I would probably keep the car and cdr names because they do compose well and their meaninglessness is still an advantage seeing that pairs can represent trees as well as lists, in which case alternatives such as first and rest are wrong. Of course, the compositions of cdr alone applied to lists can often be replaced by list-tail (though not always, as for example when they’re passed as arguments), and compositions of car to any number of cdr can be replaced by list-ref (also in higher-order functions, thanks to SRFI 1’s first, second, third etc). Use of those should be encouraged as a matter of good programming style. But it’s good that the primitive deconstructors of the primitive composite data type have such meaningless names, because it allows that data type to have infinitely many meanings. Real record types aren’t a complete replacement for SICP-style lists-as-records: sometimes it’s okay to use pairs to build lightweight data containers.

I would also like to rename lambda completely to λ, but I acknowledge that this is difficult to type for most people. Perhaps merely an alias like call/cc for call-with-current-continuation, as in Racket, but I find two names for the same construct somewhat inelegant. Perhaps a single backslash would be a reasonable ASCIIfication.

Monomorphism would still be the rule. One length, one vector-length, one string-length … making these polymorphic is cool but involves too much complexity for too little gain, violating the Prime Clingerism. Monomorphism of these procedures also makes them run faster even on non-optimizing implementations, an important property for a language that values small, embeddable implementations.

Do we need to do Scheme again from scratch?

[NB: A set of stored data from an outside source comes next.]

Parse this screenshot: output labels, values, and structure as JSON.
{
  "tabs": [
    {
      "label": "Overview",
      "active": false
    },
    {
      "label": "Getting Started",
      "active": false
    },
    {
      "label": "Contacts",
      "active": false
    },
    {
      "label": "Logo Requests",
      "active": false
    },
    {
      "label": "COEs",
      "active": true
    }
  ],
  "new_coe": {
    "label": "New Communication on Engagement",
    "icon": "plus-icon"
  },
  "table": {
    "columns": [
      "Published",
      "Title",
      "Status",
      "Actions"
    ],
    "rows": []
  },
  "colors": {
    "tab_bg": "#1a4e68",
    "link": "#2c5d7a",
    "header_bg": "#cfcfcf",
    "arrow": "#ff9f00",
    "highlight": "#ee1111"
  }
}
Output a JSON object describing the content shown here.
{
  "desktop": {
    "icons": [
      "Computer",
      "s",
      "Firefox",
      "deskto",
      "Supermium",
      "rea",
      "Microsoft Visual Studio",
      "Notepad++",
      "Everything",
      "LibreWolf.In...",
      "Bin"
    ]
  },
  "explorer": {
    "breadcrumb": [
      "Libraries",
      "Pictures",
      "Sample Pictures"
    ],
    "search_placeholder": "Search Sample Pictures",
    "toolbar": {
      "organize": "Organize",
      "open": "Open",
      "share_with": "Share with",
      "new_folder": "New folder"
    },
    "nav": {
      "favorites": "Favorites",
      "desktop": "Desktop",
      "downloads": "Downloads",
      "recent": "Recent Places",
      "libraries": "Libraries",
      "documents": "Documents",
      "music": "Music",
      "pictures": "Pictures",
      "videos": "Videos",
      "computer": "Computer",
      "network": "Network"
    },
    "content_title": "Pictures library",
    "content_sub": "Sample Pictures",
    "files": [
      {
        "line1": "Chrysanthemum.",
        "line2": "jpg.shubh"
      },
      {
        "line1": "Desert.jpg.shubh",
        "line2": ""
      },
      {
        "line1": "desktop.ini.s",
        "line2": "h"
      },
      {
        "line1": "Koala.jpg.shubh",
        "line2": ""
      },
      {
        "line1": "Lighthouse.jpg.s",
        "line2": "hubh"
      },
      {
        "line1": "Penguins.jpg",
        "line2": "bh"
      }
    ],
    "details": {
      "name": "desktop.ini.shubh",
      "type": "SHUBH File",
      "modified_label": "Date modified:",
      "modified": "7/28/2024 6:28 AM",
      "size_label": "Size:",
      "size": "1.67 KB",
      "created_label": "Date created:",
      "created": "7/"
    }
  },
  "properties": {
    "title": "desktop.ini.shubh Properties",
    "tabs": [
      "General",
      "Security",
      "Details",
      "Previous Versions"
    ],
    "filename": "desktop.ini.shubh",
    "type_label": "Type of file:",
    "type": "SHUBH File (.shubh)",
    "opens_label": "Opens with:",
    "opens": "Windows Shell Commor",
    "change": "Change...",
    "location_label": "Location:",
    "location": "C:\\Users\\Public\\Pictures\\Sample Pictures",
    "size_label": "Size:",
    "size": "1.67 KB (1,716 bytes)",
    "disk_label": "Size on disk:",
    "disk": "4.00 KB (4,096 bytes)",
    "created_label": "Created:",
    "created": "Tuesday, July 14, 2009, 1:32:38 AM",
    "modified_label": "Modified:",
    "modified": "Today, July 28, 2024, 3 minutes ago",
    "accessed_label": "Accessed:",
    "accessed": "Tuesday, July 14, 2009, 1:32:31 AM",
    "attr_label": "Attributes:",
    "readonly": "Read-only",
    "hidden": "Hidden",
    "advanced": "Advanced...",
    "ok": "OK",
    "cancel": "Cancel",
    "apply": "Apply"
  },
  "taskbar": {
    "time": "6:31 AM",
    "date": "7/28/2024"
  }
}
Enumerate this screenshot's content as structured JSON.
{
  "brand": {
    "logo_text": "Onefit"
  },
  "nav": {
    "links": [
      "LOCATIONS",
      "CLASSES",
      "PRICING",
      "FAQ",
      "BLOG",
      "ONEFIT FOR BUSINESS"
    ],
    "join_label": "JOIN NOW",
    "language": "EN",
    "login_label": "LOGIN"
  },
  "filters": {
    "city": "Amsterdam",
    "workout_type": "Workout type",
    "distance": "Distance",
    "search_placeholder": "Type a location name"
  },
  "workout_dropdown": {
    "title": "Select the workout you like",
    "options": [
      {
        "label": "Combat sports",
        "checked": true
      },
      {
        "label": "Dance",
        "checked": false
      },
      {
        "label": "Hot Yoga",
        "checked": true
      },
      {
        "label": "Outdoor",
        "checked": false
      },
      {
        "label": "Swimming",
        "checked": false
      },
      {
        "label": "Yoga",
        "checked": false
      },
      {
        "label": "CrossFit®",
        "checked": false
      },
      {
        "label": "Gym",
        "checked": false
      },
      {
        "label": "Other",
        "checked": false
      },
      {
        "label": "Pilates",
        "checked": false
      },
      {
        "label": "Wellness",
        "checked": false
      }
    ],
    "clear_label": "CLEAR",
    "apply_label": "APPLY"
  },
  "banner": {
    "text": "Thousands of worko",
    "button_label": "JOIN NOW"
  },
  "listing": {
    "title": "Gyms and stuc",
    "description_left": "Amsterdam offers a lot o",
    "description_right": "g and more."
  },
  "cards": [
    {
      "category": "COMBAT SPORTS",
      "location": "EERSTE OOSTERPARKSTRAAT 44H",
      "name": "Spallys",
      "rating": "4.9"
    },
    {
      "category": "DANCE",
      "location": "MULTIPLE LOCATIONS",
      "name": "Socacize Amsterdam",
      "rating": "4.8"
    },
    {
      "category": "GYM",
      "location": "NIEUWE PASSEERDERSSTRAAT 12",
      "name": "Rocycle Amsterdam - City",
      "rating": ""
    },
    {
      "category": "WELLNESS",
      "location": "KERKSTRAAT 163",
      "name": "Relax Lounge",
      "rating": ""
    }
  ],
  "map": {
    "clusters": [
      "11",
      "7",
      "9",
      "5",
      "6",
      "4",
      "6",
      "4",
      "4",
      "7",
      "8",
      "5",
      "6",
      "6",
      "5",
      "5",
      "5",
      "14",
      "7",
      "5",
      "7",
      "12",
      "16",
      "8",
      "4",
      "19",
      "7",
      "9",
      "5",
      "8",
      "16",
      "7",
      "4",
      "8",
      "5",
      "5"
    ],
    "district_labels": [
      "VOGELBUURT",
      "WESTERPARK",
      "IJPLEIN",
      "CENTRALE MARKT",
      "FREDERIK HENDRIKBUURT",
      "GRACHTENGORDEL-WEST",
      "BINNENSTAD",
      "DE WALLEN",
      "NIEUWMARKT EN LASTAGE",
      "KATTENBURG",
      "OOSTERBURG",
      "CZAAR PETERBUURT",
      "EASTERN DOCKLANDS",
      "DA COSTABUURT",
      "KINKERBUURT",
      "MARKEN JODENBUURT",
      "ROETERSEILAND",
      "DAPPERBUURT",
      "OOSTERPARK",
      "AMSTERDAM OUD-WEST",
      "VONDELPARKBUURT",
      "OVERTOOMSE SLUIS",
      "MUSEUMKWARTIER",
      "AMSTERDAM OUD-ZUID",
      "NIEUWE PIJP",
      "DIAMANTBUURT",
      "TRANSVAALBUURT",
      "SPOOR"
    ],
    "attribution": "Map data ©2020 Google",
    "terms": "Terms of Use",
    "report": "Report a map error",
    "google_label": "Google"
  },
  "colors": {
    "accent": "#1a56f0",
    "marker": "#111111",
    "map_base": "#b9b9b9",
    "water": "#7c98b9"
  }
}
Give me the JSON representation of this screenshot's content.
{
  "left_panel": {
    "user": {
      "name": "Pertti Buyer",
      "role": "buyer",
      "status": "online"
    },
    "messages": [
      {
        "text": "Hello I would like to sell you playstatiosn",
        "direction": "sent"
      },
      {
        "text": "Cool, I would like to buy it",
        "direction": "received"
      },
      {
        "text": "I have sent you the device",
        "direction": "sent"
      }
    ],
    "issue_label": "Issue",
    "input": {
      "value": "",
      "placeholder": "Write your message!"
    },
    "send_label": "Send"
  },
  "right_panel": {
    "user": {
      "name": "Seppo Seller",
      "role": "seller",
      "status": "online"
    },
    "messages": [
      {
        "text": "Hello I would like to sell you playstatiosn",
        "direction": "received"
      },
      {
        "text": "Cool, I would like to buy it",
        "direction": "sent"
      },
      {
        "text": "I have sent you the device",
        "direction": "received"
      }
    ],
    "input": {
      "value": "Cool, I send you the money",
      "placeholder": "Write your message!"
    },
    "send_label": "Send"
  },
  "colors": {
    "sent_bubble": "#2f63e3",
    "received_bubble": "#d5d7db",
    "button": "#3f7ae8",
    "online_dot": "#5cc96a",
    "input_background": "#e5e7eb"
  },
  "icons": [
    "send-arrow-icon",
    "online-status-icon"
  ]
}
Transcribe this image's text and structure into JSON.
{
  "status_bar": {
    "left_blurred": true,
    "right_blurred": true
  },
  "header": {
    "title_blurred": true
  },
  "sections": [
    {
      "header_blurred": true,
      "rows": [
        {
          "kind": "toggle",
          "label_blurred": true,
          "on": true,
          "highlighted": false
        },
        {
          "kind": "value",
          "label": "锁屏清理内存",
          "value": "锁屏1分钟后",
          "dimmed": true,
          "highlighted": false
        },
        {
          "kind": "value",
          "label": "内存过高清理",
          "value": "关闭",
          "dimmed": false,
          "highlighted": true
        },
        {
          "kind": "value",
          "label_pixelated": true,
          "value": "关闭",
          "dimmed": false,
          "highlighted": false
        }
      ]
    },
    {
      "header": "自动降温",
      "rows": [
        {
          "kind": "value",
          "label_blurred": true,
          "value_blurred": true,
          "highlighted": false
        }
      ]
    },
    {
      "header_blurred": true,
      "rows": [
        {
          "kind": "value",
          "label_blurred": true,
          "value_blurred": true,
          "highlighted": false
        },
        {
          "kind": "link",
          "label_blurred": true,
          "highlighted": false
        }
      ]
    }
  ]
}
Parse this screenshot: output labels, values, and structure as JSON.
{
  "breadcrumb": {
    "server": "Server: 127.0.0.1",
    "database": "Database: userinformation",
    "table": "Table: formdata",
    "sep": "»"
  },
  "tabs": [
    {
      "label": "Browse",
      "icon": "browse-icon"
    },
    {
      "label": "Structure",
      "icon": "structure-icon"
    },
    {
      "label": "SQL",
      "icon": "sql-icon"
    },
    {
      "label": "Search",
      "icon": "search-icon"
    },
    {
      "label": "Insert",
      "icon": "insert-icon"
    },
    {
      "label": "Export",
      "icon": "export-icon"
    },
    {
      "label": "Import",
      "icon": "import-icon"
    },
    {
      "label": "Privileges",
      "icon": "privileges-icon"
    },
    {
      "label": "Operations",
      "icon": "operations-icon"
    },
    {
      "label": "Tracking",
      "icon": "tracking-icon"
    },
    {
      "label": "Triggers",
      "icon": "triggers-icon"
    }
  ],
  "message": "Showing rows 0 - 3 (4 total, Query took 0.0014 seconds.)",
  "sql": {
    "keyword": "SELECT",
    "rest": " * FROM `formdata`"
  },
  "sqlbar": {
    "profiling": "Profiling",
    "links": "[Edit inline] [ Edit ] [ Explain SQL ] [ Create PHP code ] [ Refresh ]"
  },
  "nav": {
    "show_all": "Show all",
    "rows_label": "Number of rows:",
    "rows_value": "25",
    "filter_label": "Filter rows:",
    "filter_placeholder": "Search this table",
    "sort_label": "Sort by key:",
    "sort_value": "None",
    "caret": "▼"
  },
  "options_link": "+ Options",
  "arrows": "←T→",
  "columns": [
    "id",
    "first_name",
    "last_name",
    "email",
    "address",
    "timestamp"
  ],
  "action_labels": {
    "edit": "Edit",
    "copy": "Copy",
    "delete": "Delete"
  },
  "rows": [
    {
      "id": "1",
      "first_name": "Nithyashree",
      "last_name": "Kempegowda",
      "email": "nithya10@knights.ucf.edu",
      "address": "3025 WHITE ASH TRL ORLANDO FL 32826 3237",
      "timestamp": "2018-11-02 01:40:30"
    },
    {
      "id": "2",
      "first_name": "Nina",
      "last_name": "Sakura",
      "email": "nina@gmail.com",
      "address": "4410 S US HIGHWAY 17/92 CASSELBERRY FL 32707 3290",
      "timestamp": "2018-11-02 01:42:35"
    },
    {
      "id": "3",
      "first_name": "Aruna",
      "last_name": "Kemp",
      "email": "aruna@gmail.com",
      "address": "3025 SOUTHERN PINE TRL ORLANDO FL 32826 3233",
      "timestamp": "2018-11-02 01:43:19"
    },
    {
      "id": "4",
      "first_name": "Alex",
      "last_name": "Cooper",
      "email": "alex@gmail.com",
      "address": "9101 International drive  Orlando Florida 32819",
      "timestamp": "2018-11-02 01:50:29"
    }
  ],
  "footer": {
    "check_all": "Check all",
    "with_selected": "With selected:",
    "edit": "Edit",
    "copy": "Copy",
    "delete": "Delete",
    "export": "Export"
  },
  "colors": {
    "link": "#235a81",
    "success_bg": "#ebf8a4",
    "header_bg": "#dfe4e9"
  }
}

No, I don’t think so. Not yet, anyway. These complaints are relatively minor, considering the grand picture of a language which is still on the cutting edge of language design after nearly fifty years. But it’s worth acknowledging the warts the language has grown and noting how we would fix them if we could — because one day, it may well be time to go back to the roots and start things all over again.



Although one can ask how often such optimizations are really needed in 2021, vs in 2001 (when ITA were using it for what was, at the time, probably the most complex graph search application in the world), vs in 1981 (when saving actual memory usage as well as allocation/collection operations was a serious concern even for small applications).

Marc Nieper-Wißkirchen also pointed out to me the other day that mutating operations not only might not be semantically safe in modern multithreaded environments (if data mutates in one thread in a way another thread isn’t expecting), but also that they might actually be slower than consing because of write barriers.


I mean this in the sense of what kinds of applications it targets, rather than in the usual sense of ‘power’ or whatever: Clojure will never have a completely self-hosting compiler and runtime system (de rigeur for serious implementations of Common Lisp, though sadly less so for Scheme), nor will it ever be used to write an operating system (Loko Scheme can run on bare metal as of 2021 — if we as an industry weren’t so addicted to POSIX and the Web Platform, we might have a complete working production OS in a Lisp today).